The vanquished Indian leader Atal Bihari Vajpayee has bowed out gracefully. Almost a carbon-copy to what happened here last month, the ruling party of India believed an unprecedented 7 per cent growth rate, proliferation of mobile phones and sleek super highways would carry them back to office on the shoulders of the cheering multitude. BJP’s ' India Shining ' slogan like, UNF's ' Regaining Sri Lanka , attracted only the urban economy, neglecting the rural folks.

The lesson from both Sri Lanka and India is that the benefits of rapid economic development must have a human face. Fashionable terms like ' fast-tracking' etc., were seen- definitely in Sri Lanka - as excuses for a few rich kids to break the rules and become richer prostituting the name of development.
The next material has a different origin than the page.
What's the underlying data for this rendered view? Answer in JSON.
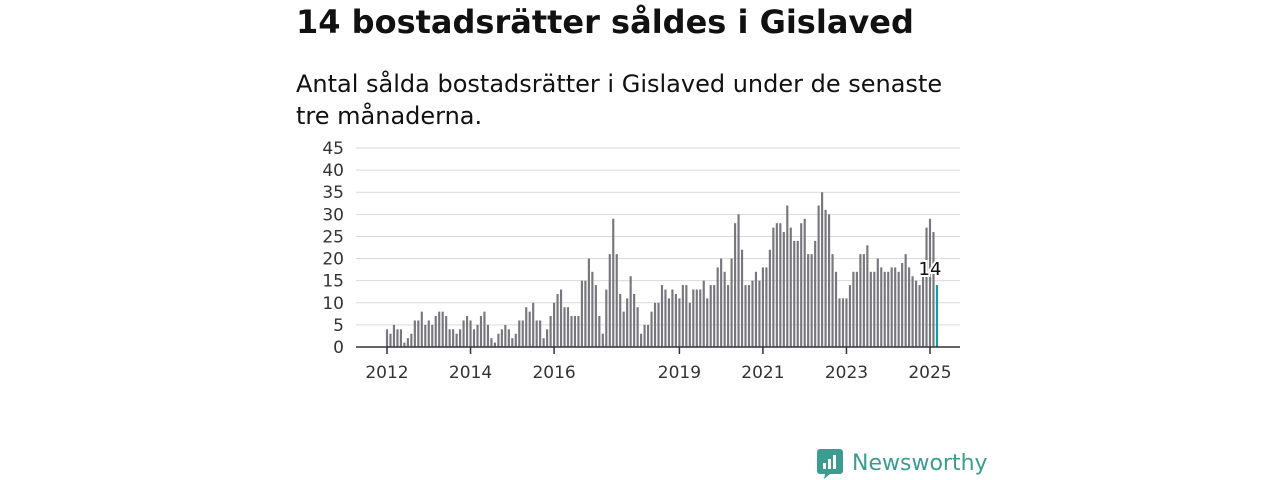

To expect to have India's BJP have their economic reforms impact on the teeming millions of poverty-ridden Indians is more than a trifle unfair. To have expected economic benefits to flow to the poor in two years, in Sri Lanka, is more than unfair.

Both, the BJP and the UNF adopted a pro-US stance to attract investment, struck peace deals with Pakistan and the LTTE respectively,and if there was a difference, it was in the area of world trade and subsidies for agriculture, where the BJP broke ranks with the US, but where the UNF slavishly followed the US.

And yet, both these parties did raise the economies, placed as they are, among the poorest of the poor in the comity of nations on Planet Earth. Despite progressing instead of regressing, the rural poor have humbled them. The obvious issue for the new governments though would be how to retain or improve on the economic gains via growth rates and keep the peace with the poor in a uni-polar pro-US world.

Clearly recognising this fact, Sri Lanka sent her Foreign Minister to Washington within the first month of assuming office, and in his words “to remind them (the US) that we are there". And the US, as all know, will not help without extracting its pound-of-flesh. But to the masses of India, must go the credit for their maturity to reject a virulent campaign against the Italian-born Ms. Gandhi. Even to the great pretenders to the great democratic ideals like the US, the remote possibility of electing a black President would be a long way off.

And who knows, whether this could be the beginning of a trend for democracies around the world to elect, by popular vote, in time to come, a foreign CEO/Head of Government to efficiently manage countries ruined by its own sons and daughters of the soil.